I first came across Joe Strummer and The Clash in the customary fashion of the late Seventies, by hearing them on the John Peel Show on a weekday — and knowing exactly what I was going to spend my pocket money on at the weekend.

Though the inkies carried regular features on the band, their association with punk meant a limited amount of radio airplay, and a self-imposed exile from TOTP in those pre-video days led to a leggy interpretation of their song from the show's dance troupe, a cast iron guarantee of subsequent chart oblivion. I bought White Man in the Hammersmith Palais, a coruscating mash-up of reggae and power chordage that was arguably the band's finest single, and left it in the back window of the family car where the sun warped the vinyl into mush.

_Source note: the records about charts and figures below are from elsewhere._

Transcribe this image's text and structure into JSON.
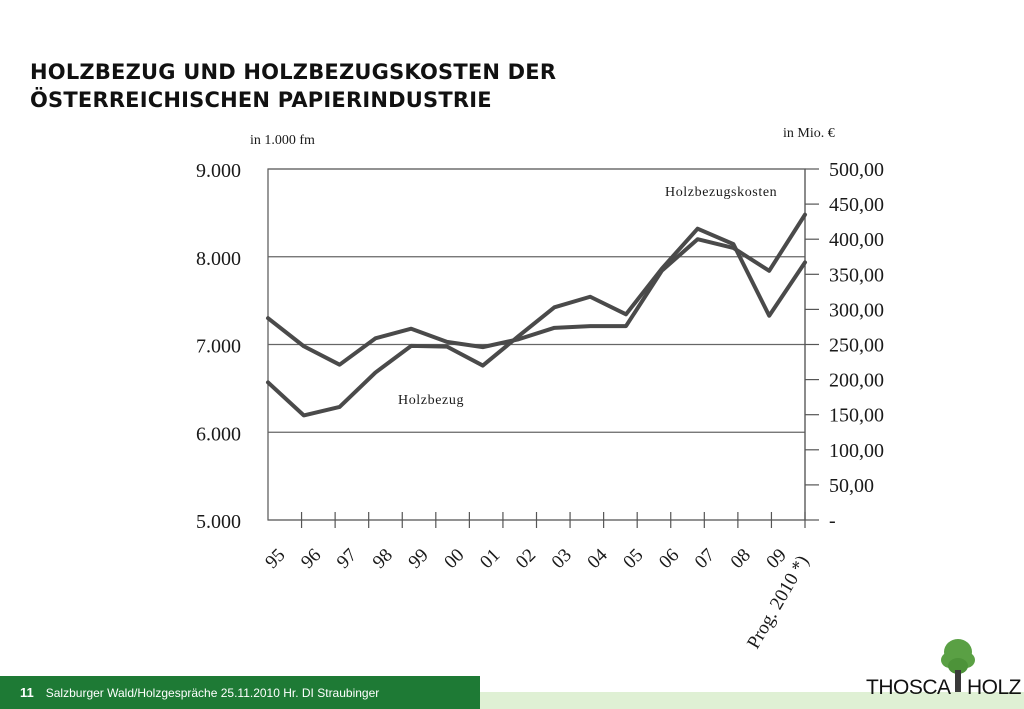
{
  "title_lines": [
    "HOLZBEZUG UND HOLZBEZUGSKOSTEN DER",
    "ÖSTERREICHISCHEN PAPIERINDUSTRIE"
  ],
  "footer": {
    "page_number": "11",
    "text": "Salzburger Wald/Holzgespräche 25.11.2010 Hr. DI Straubinger"
  },
  "logo": {
    "left": "THOSCA",
    "right": "HOLZ"
  },
  "colors": {
    "line": "#4a4a4a",
    "footer_green": "#1e7a35",
    "footer_light": "#dff0d4",
    "tree_green": "#5aa044"
  },
  "chart_data": {
    "type": "line",
    "left_unit_label": "in 1.000 fm",
    "right_unit_label": "in Mio. €",
    "categories": [
      "95",
      "96",
      "97",
      "98",
      "99",
      "00",
      "01",
      "02",
      "03",
      "04",
      "05",
      "06",
      "07",
      "08",
      "09",
      "Prog. 2010 *)"
    ],
    "left_axis": {
      "min": 5000,
      "max": 9000,
      "ticks": [
        5000,
        6000,
        7000,
        8000,
        9000
      ],
      "tick_labels": [
        "5.000",
        "6.000",
        "7.000",
        "8.000",
        "9.000"
      ]
    },
    "right_axis": {
      "min": 0,
      "max": 500,
      "ticks": [
        0,
        50,
        100,
        150,
        200,
        250,
        300,
        350,
        400,
        450,
        500
      ],
      "tick_labels": [
        "-",
        "50,00",
        "100,00",
        "150,00",
        "200,00",
        "250,00",
        "300,00",
        "350,00",
        "400,00",
        "450,00",
        "500,00"
      ]
    },
    "grid": true,
    "series": [
      {
        "name": "Holzbezug",
        "axis": "left",
        "values": [
          7300,
          6980,
          6770,
          7070,
          7180,
          7030,
          6970,
          7060,
          7190,
          7210,
          7210,
          7840,
          8200,
          8100,
          7840,
          8480
        ]
      },
      {
        "name": "Holzbezugskosten",
        "axis": "right",
        "values": [
          196,
          149,
          161,
          210,
          248,
          247,
          220,
          262,
          303,
          318,
          293,
          358,
          415,
          393,
          291,
          367
        ]
      }
    ]
  }
}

It remains one of my great musical regrets.

Because in many ways The Clash were The Last Gang in Town. Though they grew out of punk they were a classic outlaw rock and roll band. Their masterpiece, 1980's London Calling LP, was built on a slew of different influences from reggae to rockabilly to straight pop. Perhaps only they could have followed it up with a triple album (Sandinista) of bewildering eclecticism which they insisted be sold at the same price as a single album.

But Strummer's Clash had already made a particular impact on Belfast. Due to play the Ulster Hall on October 20, 1977, insurance cover was withdrawn at the last moment and the gig cancelled. This caused one of the few riots in town that had nothing to do with either politics or religion. For punks it was “a riot, a riot of our own”. The Clash meanwhile took the opportunity to have themselves photographed with surly armed soldiers and beaming urchins. Combat rock was born.

Despite the radical politics, Strummer could hardly claim to be one of the shock troops of the working class. Born John Graham Mellor in Turkey in 1952, he was the son of a British diplomat who boarded for much of his school life. His estranged brother David became a member of the National Front before committing suicide, which may explain why Strummer embraced anti-racist causes with such fervour.

The Clash never did play Belfast in their classic line-up, but made the Ulster Hall during the ill-fated Cut The Crap tour of 1984 which featured only Strummer and bassist Paul Simonon from the original band. A Mohicaned Strummer berated the audience for spitting, and their middle-class tendencies: “I thought Belfast was more like Glasgow than Edinburgh,” he declared.

It was an Elvis in Vegas moment that Strummer would have appreciated. Despite announcing themselves as “bored with the USA” in 1977 The Clash went out of their way to embrace it, cracking the States through hard work.

The Clash eventually cracked under the strain of maintaining a high level of success with being beacons of punk integrity, Strummer for a time leaping out of the frying pan of the band into the fire of The Pogues, not so much the last gang in town as the last person to leave the pub.

But he always remained a personification of punk's undersold moral backbone. If Joe backed your cause, you knew there was something to it. Which is why this December, on the tenth anniversary of his untimely death, many an old punk will be raising a glass and wiping away an unmanly tear in his memory.